The main two barriers being cost and local access.
"With everything that's happening in America, it is just really important for us to keep engaging with research in this area and to be advocating for these services, because it is an essential service," Ms Moulton said.
"Reproductive choice is so important, everyone should be able to access these services if they need them."
According to the Framework for Abortion Access in NSW published by Family Planning NSW, "the largest gaps in access are to fully publicly funded, or subsidised abortion services, for financially disadvantaged women and to those living in rural and remote areas".
"There are some hospitals that do offer surgical termination, but demand is quite high," Ms Moulton said.
"We have these really fantastic private organisations, and we have GPs, but we also need to have hospitals and publicly funded services available that can provide that reduced cost care as well."
ACM has been told that in Bega and Moruya, surgical abortion is only available to patients who require a termination due to medical issues or complications.
Ms Moulton is a PhD candidate researcher working on The Orient Study, a trial that will evaluate how a collaborative nurse-led model of care in general practice can improve access to medical abortion.

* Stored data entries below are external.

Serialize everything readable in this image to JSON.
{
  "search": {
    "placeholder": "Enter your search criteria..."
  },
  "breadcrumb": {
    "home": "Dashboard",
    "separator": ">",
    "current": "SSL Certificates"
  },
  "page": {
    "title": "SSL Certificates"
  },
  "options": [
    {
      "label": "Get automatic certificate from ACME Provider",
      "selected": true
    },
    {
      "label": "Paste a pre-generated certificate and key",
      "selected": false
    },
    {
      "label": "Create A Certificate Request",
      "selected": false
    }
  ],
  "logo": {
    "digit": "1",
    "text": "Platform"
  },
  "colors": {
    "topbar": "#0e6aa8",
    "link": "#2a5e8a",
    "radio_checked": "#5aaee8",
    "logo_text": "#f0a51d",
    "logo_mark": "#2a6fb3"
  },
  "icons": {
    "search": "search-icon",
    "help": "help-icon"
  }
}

"Nurses are very well placed to assist in providing these services, especially in rural and regional areas where there are less GPs available in certain rural and regional communities, or where GPs fly in and fly out, so they are only there one day a week," she said.
"Having a nurse who is trained and able to work with GPs to provide these procedures makes it more accessible."
When Narooma Doctor Gurdeep Bagari opens his new bulk billing practice in Bega, those seeking early termination will find a supportive GP.
"We are here to help those in need. We do have doctors, not only myself, but others here who are able to prescribe the medication for termination up to nine weeks," Dr Bagari said.
"We are very non-judgemental in the way we consult the patient."